Het winnen van een partij, waarin je goed tot gewonnen staat, is zeker niet altijd even makkelijk. De speler die beter staat kan vaak kiezen uit diverse mogelijkheden en dat kan wel eens verlammend werken. Een verkeerde voortzetting kan dan fataal zijn. De slechter staande speler daarentegen heeft eigenlijk niets meer te verliezen en die onbevangenheid levert nog wel eens een verrassing op. Ronde 20 van de interne competitie van het WSG stond in het teken van het afmaken.
De partij die het meeste in aanmerking kwam voor de verwijzing naar de titel was de partij van Sylvan Vrieze tegen Jan Eckhardt. Al op de negende zet had Sylvan, door met de loper op b5 schaak te geven, een dame kunnen winnen. Jan had het in de gaten, maar Sylvan niet. Sylvan kreeg wel een dijk van een stelling en kon uit diverse voortzettingen kiezen, die bijna allemaal tot materiaalwinst zouden leiden of -beter nog- tot onafwendbaar mat. Echter, hij koos een paar keer de verkeerde voortzetting, met als resultaat dat hij zelf mat ging achter de paaltjes. Wel boeiend om te zien. Rob Voogd bouwde een dominante stelling op tegen Henk Wiggers. Henk kwam slecht te staan en ‘kon zich wel voor de kop schieten’, althans dat gebaar maakte hij. Rob ging ondertussen op materiaalroof en de winst was vrij vlot binnen. Henk gaf nog te kennen, dat hij niets meer aan deze partij vond, toen hij er na de opening al zo slecht voor stond
Hoewel Joachim Musholt van Paul Dekker won mopperde hij toch op zichzelf omdat hij slecht uit de opening kwam.
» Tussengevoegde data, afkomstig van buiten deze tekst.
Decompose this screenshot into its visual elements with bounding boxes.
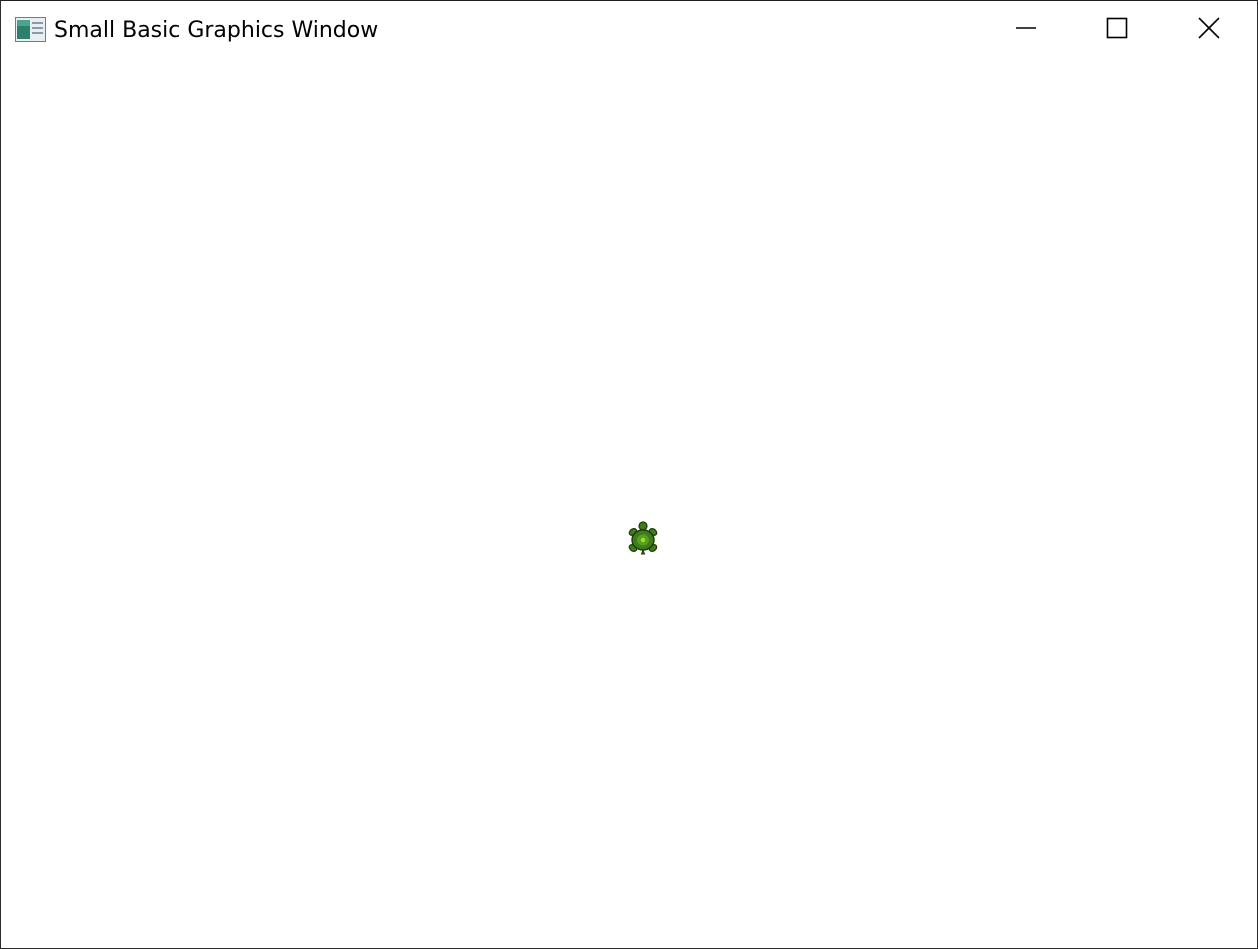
close-button[interactable] <box>1163 1 1255 59</box>
graphics-canvas[interactable] <box>1 61 1257 948</box>
window-title: Small Basic Graphics Window <box>54 18 379 43</box>
turtle-icon <box>625 521 661 557</box>
title-bar[interactable]: Small Basic Graphics Window <box>1 1 1257 61</box>
close-icon <box>1198 17 1220 43</box>
small-basic-window-icon[interactable] <box>15 17 46 42</box>
maximize-icon <box>1106 17 1128 43</box>
graphics-window: Small Basic Graphics Window <box>0 0 1258 949</box>
minimize-button[interactable] <box>980 1 1072 59</box>
maximize-button[interactable] <box>1071 1 1163 59</box>
minimize-icon <box>1015 17 1037 43</box>
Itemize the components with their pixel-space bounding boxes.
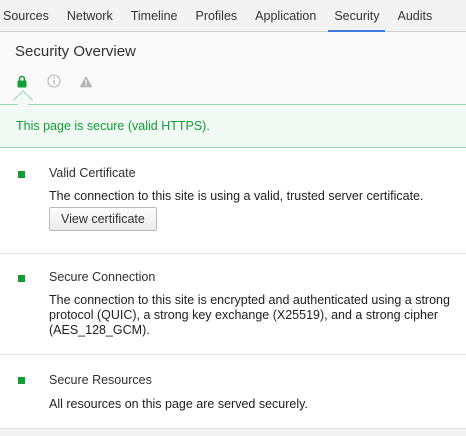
- info-circle-icon[interactable]: [47, 74, 61, 88]
- lock-icon[interactable]: [15, 74, 29, 88]
- section-secure-connection: Secure Connection The connection to this…: [0, 254, 466, 355]
- section-valid-certificate: Valid Certificate The connection to this…: [0, 148, 466, 254]
- tab-sources[interactable]: Sources: [0, 0, 58, 31]
- section-title: Secure Connection: [49, 270, 156, 284]
- tab-audits[interactable]: Audits: [388, 0, 441, 31]
- section-description: The connection to this site is using a v…: [49, 189, 424, 203]
- secure-bullet-icon: [18, 171, 25, 178]
- tab-timeline[interactable]: Timeline: [122, 0, 187, 31]
- tab-profiles[interactable]: Profiles: [186, 0, 246, 31]
- banner-text: This page is secure (valid HTTPS).: [16, 119, 210, 133]
- section-title: Secure Resources: [49, 373, 152, 387]
- section-secure-resources: Secure Resources All resources on this p…: [0, 355, 466, 428]
- security-summary-banner: This page is secure (valid HTTPS).: [0, 104, 466, 148]
- tab-security[interactable]: Security: [325, 0, 388, 32]
- secure-bullet-icon: [18, 377, 25, 384]
- devtools-tab-bar: Sources Network Timeline Profiles Applic…: [0, 0, 466, 32]
- section-description: All resources on this page are served se…: [49, 397, 308, 411]
- tab-application[interactable]: Application: [246, 0, 325, 31]
- security-state-icons: [15, 73, 111, 89]
- view-certificate-button[interactable]: View certificate: [49, 207, 157, 231]
- panel-footer: [0, 428, 466, 436]
- tab-network[interactable]: Network: [58, 0, 122, 31]
- section-title: Valid Certificate: [49, 166, 136, 180]
- section-description: The connection to this site is encrypted…: [49, 293, 450, 337]
- warning-triangle-icon[interactable]: [79, 74, 93, 88]
- secure-bullet-icon: [18, 275, 25, 282]
- page-title: Security Overview: [15, 43, 136, 60]
- security-overview-panel: Security Overview: [0, 32, 466, 105]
Hij vond dat hij niet goed had gespeeld. Later, bij het naspelen, gaf hij te kennen dat het toch beter was dan hijzelf had gedacht, om te verzuchten: “Es sitz in meinen Kopf dass ich denke slecht zu spielen.” Henk te Brinke leek het te gaan afmaken tegen Lauri Maris. Henk had een stuk meer, weliswaar tegen 2 pionnen, maar met ook nog een dame en toren op het bord, leek het er toch wel op dat hij het moest winnen. Henk vergat echter de partij af te maken en met een listig schaakje won Lauri zijn toren. Zij maakte het wel goed af. Puntje voor haar. Dick Boogaard en Han van de Laar speelden een vlotte remise. De fase van het afmaken lieten ze in het verschiet liggen.
Thiemen Dekker kon het qua tijd net niet afmaken tegen Han Schuurmans. Alhoewel hij wel won. Het ging lang gelijk op, maar Thiemen gebruikte veel tijd. Daarom sloeg Han een remise aanbod af in de hoop dat Thiemen zich onderweg zou vergalopperen. Dat was niet het geval, Thiemen vond steeds de juiste zet. Daarop bood Han remise aan, maar dat wilde Thiemen niet meer. Hij veroverde een pion en ging een gewonnen eindspel in. Echter …. omdat het al tegen 22.30 uur liep, greep de competitieleider in en liet de partij afbreken. De volgende dag zou deze door Han worden opgegeven. Een knappe partij van Thiemen, zou hij eraan toevoegen. Tim Witteveen wilde het wel afmaken tegen Marcel Krosenbrink maar kreeg daar de kans niet voor. Het was even goed kijken wie beter stond, maar Marcel kon zijn toren offeren omdat loper in combinatie met dame ijzersterk waren. Tim zette drie keer een pion voor die loper om deze tegen te houden, maar Marcel ruimde de pionnen steeds gedecideerd op. Toen mat c.q. damewinst onafwendbaar was gaf Tim op. Henri Abbink won als snel een pion en later de toren tegen Evi Maris. Her resultaat lag niet veel later dan ook voor de hand, Henri won.